The plan — first revealed by The Washington Post — reportedly will have three priorities:

· Creating improved monoclonal antibodies;

· Developing vaccines — such as nasal vaccines — that can boost mucosal immunity and potentially better prevent transmission;

· Developing a "universal" or pan-coronavirus vaccine that could target SARS-CoV-2 variants and potentially other coronaviruses

"Those are important priorities," said Amesh Adalja, MD, senior scholar at the Johns Hopkins Center for Health Security at the Bloomberg School of Public Health. Having federal leadership and dollars is necessary, but "it's important to recognize this is going to augment what's already going on in the private sector."

He notes, for instance, the development of ensitrelvir (Xocova), an oral anti-COVID protease inhibitor, which has been approved in Japan. The manufacturer, Shionogi & Co Ltd, will be seeking approval in the US also. Still, there's less private investment in those and other products for infectious diseases, Adalja said. "There are so many other investments that companies may want to engage in that are less risky, less fraught with uncertainty, in which there's just more market predictability and demand."

He pointed out the monoclonal antibodies that were initially effective but were rendered ineffective by COVID variants: sotrovimab (Vir and GlaxoSmithKline); bebtelovimab and the combos of bamlanivimab and etesevimab (Eli Lilly); casirivimab and imdevimab (Regeneron); and tixagevimab and cilgavimab (Evusheld, AstraZeneca).

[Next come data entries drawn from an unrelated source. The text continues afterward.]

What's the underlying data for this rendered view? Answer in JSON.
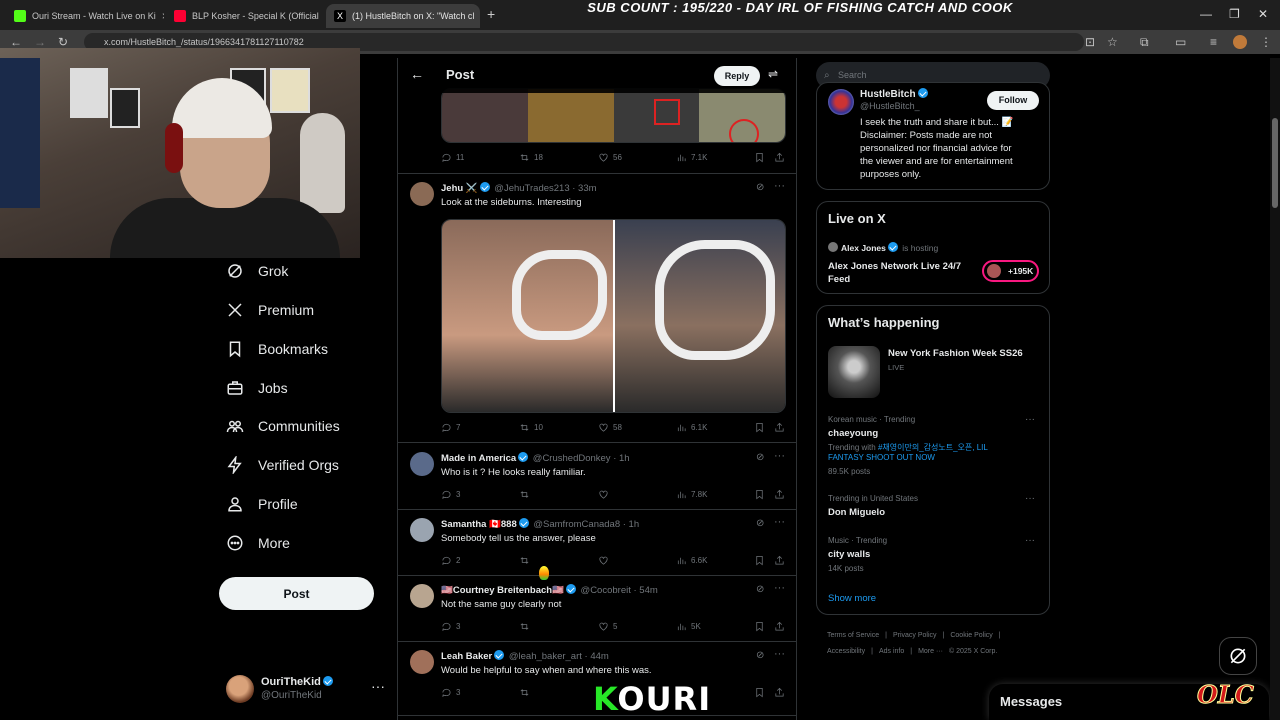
{
  "browser": {
    "tabs": [
      {
        "title": "Ouri Stream - Watch Live on Ki",
        "color": "#53fc18"
      },
      {
        "title": "BLP Kosher - Special K (Official",
        "color": "#ff0033"
      },
      {
        "title": "(1) HustleBitch on X: \"Watch cl",
        "color": "#ffffff"
      }
    ],
    "new_tab": "+",
    "url": "x.com/HustleBitch_/status/1966341781127110782"
  },
  "overlay": {
    "sub_count": "SUB COUNT : 195/220 - DAY IRL OF FISHING CATCH AND COOK",
    "kouri_k": "K",
    "kouri_rest": "OURI",
    "olc": "OLC"
  },
  "nav": {
    "items": [
      {
        "label": "Grok",
        "icon": "grok-icon"
      },
      {
        "label": "Premium",
        "icon": "x-logo-icon"
      },
      {
        "label": "Bookmarks",
        "icon": "bookmark-icon"
      },
      {
        "label": "Jobs",
        "icon": "briefcase-icon"
      },
      {
        "label": "Communities",
        "icon": "communities-icon"
      },
      {
        "label": "Verified Orgs",
        "icon": "lightning-icon"
      },
      {
        "label": "Profile",
        "icon": "person-icon"
      },
      {
        "label": "More",
        "icon": "more-circle-icon"
      }
    ],
    "post_label": "Post",
    "account": {
      "name": "OuriTheKid",
      "handle": "@OuriTheKid"
    }
  },
  "timeline": {
    "title": "Post",
    "reply_label": "Reply",
    "top_actions": {
      "replies": "11",
      "reposts": "18",
      "likes": "56",
      "views": "7.1K"
    },
    "tweets": [
      {
        "name": "Jehu ⚔️",
        "handle": "@JehuTrades213 · 33m",
        "text": "Look at the sideburns. Interesting",
        "replies": "7",
        "reposts": "10",
        "likes": "58",
        "views": "6.1K",
        "avatar": "#8a6a55"
      },
      {
        "name": "Made in America",
        "handle": "@CrushedDonkey · 1h",
        "text": "Who is it ?  He looks really familiar.",
        "replies": "3",
        "reposts": "",
        "likes": "",
        "views": "7.8K",
        "avatar": "#5a6a8a"
      },
      {
        "name": "Samantha 🇨🇦888",
        "handle": "@SamfromCanada8 · 1h",
        "text": "Somebody tell us the answer, please",
        "replies": "2",
        "reposts": "",
        "likes": "",
        "views": "6.6K",
        "avatar": "#9aa4b0"
      },
      {
        "name": "🇺🇸Courtney Breitenbach🇺🇸",
        "handle": "@Cocobreit · 54m",
        "text": "Not the same guy clearly not",
        "replies": "3",
        "reposts": "",
        "likes": "5",
        "views": "5K",
        "avatar": "#b8a590"
      },
      {
        "name": "Leah Baker",
        "handle": "@leah_baker_art · 44m",
        "text": "Would be helpful to say when and where this was.",
        "replies": "3",
        "reposts": "",
        "likes": "",
        "views": "",
        "avatar": "#a0705a"
      }
    ]
  },
  "right": {
    "search_placeholder": "Search",
    "profile": {
      "name": "HustleBitch",
      "handle": "@HustleBitch_",
      "follow_label": "Follow",
      "bio": [
        "I seek the truth and share it but... 📝",
        "Disclaimer: Posts made are not",
        "personalized nor financial advice for",
        "the viewer and are for entertainment",
        "purposes only."
      ]
    },
    "live": {
      "title": "Live on X",
      "host": "Alex Jones",
      "host_suffix": "is hosting",
      "stream_title": [
        "Alex Jones Network Live 24/7",
        "Feed"
      ],
      "count": "+195K"
    },
    "happening": {
      "title": "What’s happening",
      "feature_title": "New York Fashion Week SS26",
      "feature_status": "LIVE",
      "trends": [
        {
          "meta": "Korean music · Trending",
          "name": "chaeyoung",
          "extra1": "Trending with ",
          "extra_link": "#채영이만의_감성노트_오픈, LIL",
          "extra_link2": "FANTASY SHOOT OUT NOW",
          "posts": "89.5K posts"
        },
        {
          "meta": "Trending in United States",
          "name": "Don Miguelo",
          "posts": ""
        },
        {
          "meta": "Music · Trending",
          "name": "city walls",
          "posts": "14K posts"
        }
      ],
      "show_more": "Show more"
    },
    "footer": [
      "Terms of Service",
      "|",
      "Privacy Policy",
      "|",
      "Cookie Policy",
      "|",
      "Accessibility",
      "|",
      "Ads info",
      "|",
      "More ···",
      "© 2025 X Corp."
    ],
    "messages": "Messages"
  },
  "colors": {
    "accent": "#1d9bf0",
    "live_border": "#f91880"
  }
}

"If you were a monoclonal antibody company, COVID is probably not what you want to be investing in, because they all had one moment in the sun before a variant overcame them," Adalja said.

Scientific Challenges

There have been calls from many experts for a program that is focused on a new generation of coronavirus vaccines, antibodies, and antivirals, especially as it has become increasingly clear that current vaccines do not prevent transmission or offer long-term protection.

"We can't give people boosters every 4 or 5 months. That's just not sustainable," said Bruce Gellin, MD, MPH, chief of Global Public Health Strategy for the Rockefeller Foundation's pandemic prevention initiative. Developing vaccines that can prevent transmission would be a game-changer, Gellin said, "but that may be a scientific challenge that we're going to take awhile to tackle."

Vaccines also need to offer broader protection, "and that's broad protection against not only the viruses we see now but those that haven't emerged yet," he said. Noting the difficulties in developing influenza and HIV vaccines, Gellin said it's hard to predict how long it will take to develop a universal coronavirus vaccine. Progress "will be iterative and incremental."

Coronavirus outbreaks — whether driven by variants or new strains — are going to continue, said Gellin. "I'm not a bat virologist, but if you look into that literature, there are a lot of other coronaviruses, and I think the recognition is that one of those could cause trouble in a different way in the future. So, we better learn all we can about how these viruses do what they do and how to prevent them from doing that." Finding new vaccines and therapeutics is crucial, he said. "We need to stick with it. Just because the pandemic isn't as aggressive as it was a year ago doesn't mean we don't need these products for some time in the future.